You only need two common ingredients– all-purpose flour and cornstarch– to make a homemade cake flour substitute. Sifting them together is key. Use this mixture whenever a recipe calls for cake flour.
- 1 cup (125g; 16 Tablespoons) all-purpose flour (spoon & leveled)*
- 2 Tablespoons (16g) cornstarch
- Start with 1 cup all-purpose flour. Remove 2 Tablespoons (16g) so you have 14 Tablespoons total. (Use the 2 Tablespoons you removed another time. Just put it back in the flour bag/canister!)
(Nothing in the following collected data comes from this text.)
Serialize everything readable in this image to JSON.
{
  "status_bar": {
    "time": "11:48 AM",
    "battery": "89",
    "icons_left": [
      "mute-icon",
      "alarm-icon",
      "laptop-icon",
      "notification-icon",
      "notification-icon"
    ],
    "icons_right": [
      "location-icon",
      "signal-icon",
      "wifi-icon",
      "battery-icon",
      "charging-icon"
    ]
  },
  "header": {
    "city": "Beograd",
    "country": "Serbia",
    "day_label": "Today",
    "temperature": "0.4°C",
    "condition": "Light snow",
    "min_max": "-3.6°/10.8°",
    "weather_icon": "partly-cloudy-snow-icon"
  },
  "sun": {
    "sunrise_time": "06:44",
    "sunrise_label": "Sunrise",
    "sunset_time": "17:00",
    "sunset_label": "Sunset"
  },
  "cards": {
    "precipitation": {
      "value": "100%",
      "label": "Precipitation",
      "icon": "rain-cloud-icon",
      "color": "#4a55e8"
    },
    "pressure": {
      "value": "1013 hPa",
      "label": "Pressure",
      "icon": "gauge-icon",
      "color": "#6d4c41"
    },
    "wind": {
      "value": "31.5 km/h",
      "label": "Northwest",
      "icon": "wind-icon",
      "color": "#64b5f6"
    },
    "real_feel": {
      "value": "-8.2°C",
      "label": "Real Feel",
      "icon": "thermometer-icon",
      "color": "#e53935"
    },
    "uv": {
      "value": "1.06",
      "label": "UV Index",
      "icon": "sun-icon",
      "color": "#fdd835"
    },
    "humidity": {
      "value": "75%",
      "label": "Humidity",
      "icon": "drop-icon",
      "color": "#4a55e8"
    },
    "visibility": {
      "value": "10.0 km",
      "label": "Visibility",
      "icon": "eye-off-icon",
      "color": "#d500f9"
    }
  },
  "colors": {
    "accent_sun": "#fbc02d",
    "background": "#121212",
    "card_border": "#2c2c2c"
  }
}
- Add cornstarch to the 14 Tablespoons of flour.
- Sift together TWICE. Basically, sift into a mixing bowl. Then run it through the sifter one more time. Sifting not only mixes the two ingredients together appropriately, it aerates the mixture so the consistency is similar to real cake flour.
- Measure (spoon & level) 1 cup from this mixture. You’ll have about 1 cup anyway, but sometimes sifting can produce more volume since it’s adding air.
- Now you have 1 cup of cake flour that you can use in any recipes requiring cake flour. If the recipe requires more than 1 cup cake flour, you can do this process in bulk, but I find it’s better to make each cup of cake flour separately.
- Basically you need 14 Tablespoons (3/4 cup + 2 Tablespoons; 109g) of spoon & leveled all-purpose flour. Sometimes it’s easier to measure 1 cup (16 Tablespoons) then remove 2 Tablespoons than to individually measure 14 Tablespoons. Alternatively, you could measure 3/4 cup flour then add 2 Tablespoons.
- Cornstarch is extra fine and lowers the gluten formation in the all-purpose flour, similar to cake flour. In the UK, cornstarch is referred to as corn flour. Make sure you are not using cornmeal. They are completely different ingredients.